Tommie Waters of Perryville, Arkansas, is confused. “Recently I received a catalogue selling dog-related products,” she writes, “and I noted it had an item that sounded like marijuana. To quote the promotion: ‘Cannabidiol Wellness Dog Treats, infused with non-psychoactive cannabinoids and derived from organic hemp extract, are nutritious and delicious. Made with organic super food ingredients, the calming treats help ease a wide range of symptoms and issues such as appetite stimulation, anxiety, seizures, pain and joint muscle problems and can improve quality of life at the end of life. Handmade in the USA.’
“The treats come in two flavors,” Ms. Waters says, “blueberry and pumpkin, and in two sizes depending on a dog’s weight. What advice might Tufts have regarding the use of a marijuana-related product for dogs? Helpful? Harmful?”

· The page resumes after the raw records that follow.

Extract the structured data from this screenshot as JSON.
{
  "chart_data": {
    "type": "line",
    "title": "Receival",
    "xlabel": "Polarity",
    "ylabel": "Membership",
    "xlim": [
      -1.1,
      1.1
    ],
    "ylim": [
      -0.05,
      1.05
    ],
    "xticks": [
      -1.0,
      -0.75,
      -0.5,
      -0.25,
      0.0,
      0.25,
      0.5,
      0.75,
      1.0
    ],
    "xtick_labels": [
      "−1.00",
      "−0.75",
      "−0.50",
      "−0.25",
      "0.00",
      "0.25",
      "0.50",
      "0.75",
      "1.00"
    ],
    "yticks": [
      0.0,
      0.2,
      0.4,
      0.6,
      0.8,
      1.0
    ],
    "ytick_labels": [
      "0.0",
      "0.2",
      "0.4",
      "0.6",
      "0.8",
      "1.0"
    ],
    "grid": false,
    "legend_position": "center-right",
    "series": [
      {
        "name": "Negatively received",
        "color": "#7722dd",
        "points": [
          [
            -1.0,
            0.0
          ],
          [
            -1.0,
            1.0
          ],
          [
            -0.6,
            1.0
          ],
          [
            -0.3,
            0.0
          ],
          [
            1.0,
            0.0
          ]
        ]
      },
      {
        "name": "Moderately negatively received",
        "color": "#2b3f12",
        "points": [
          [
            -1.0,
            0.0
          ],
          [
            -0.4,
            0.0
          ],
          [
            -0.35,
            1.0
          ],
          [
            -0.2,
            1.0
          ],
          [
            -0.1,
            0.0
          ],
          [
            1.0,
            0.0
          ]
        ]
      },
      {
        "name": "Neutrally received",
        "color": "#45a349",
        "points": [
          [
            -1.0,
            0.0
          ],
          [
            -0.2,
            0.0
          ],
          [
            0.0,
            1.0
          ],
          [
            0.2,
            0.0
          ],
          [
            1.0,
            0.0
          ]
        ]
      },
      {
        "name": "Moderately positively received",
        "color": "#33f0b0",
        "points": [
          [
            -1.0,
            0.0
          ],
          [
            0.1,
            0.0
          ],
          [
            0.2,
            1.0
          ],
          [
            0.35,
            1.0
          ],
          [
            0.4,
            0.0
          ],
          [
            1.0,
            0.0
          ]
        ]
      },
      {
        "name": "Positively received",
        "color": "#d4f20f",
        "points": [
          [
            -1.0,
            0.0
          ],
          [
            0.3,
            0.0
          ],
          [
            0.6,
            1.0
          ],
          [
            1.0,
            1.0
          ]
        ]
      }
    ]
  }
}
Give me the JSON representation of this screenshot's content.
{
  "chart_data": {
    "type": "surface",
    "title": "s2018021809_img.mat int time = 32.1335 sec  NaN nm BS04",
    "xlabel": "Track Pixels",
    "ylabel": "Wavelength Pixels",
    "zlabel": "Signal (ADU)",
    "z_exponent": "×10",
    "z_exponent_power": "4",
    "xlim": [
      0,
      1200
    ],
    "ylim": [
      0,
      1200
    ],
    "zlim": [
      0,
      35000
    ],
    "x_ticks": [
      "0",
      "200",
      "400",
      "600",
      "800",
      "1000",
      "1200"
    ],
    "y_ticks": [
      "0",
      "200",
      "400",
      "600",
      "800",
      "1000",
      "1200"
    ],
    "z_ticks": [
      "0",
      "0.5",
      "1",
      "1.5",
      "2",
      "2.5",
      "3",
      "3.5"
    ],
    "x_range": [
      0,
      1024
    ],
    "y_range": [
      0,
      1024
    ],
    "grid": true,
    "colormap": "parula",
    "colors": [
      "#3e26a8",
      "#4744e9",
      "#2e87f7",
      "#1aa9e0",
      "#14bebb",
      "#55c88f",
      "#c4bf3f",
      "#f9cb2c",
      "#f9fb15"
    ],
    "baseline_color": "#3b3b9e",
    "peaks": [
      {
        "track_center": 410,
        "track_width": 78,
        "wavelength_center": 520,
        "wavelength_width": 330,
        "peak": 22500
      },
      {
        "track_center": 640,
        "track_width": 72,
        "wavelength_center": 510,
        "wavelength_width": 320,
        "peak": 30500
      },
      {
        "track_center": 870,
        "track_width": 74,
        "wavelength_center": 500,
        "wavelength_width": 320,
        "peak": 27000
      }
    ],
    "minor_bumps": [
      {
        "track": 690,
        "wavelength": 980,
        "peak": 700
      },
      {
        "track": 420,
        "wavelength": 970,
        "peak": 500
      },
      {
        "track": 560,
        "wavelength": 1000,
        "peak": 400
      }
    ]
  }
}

Ms. Waters, veterinarians from our pain clinic, nutrition clinic, and behavior clinic have all weighed in saying that based on the wording you provide, the product is illegally misbranded with false health claims because the scientific evidence is completely lacking that these treats can help ameliorate everything from anxiety and seizures to muscle and joint problems. There is also a dearth of data to support their safety. The Tufts vets would not feed these treats to their own dogs.
The marijuana connection
We should be clear that these treats do not contain marijuana per se, which in most states can be dispensed (for humans) only through approved dispensaries, presumably for medicinal purposes. The cannabidiol that this food’s promotional materials say it contains is just one substance in a class of several active ingredients in marijuana called cannabinoids. The various cannabinoids have different effects. For instance, some are thought to be anti-anxiety agents while some cause a euphoric state, and some increase hunger.
Cannabidiol, which is contained in hemp as well as in the marijuana plant cannabis (and which is why the product can be sold in stores rather than through an authorized marijuana dispensary), is not thought to cause euphoria. A dog won’t get high or experience any neurotoxicity that could lead to, say, psychosis. Rather, cannabidiol is said by some to reduce anxiety. “But there is not adequate high-quality research to support that claim,” says Tufts Animal Behavior Clinic veterinarian Stephanie Borns-Weil, DVM.
Indeed, if cannabidiol products had undergone clinical trials to support the medical claims made in their advertisements, they would most likely be sold as prescription drugs. Calling a product a nutritional supplement or nutriceutical rather than a medication “is for some companies, just a way of attempting to skirt Food and Drug Administration regulations,” Dr. Borns-Weil comments. Although nutritional supplement products are not permitted to make health claims, many get away with doing so. “It’s a very under-regulated industry,” Dr. Borns-Weil adds. “Companies can pretty much say anything” and not have to worry about anyone coming after them.
When Dr. Borns-Weil was interested in learning more about one of the over-the-counter products for dogs like the treat Ms. Waters queried about, she relates, “I contacted the company and asked, ‘What’s in here, and how much of it, and where’s your proof that it does what you say it does?’ An email from the company explained that no detailed information could be shared about the contents or in-house lab testing due to the proprietary nature of the ingredients.” In essence she was told, it’s a trade secret, but trust us. “While the potential benefits of cannabidiol are plausible, products need to be investigated openly in a scientific way, not just for efficacy but also for safety,” Dr. Borns-Weil says.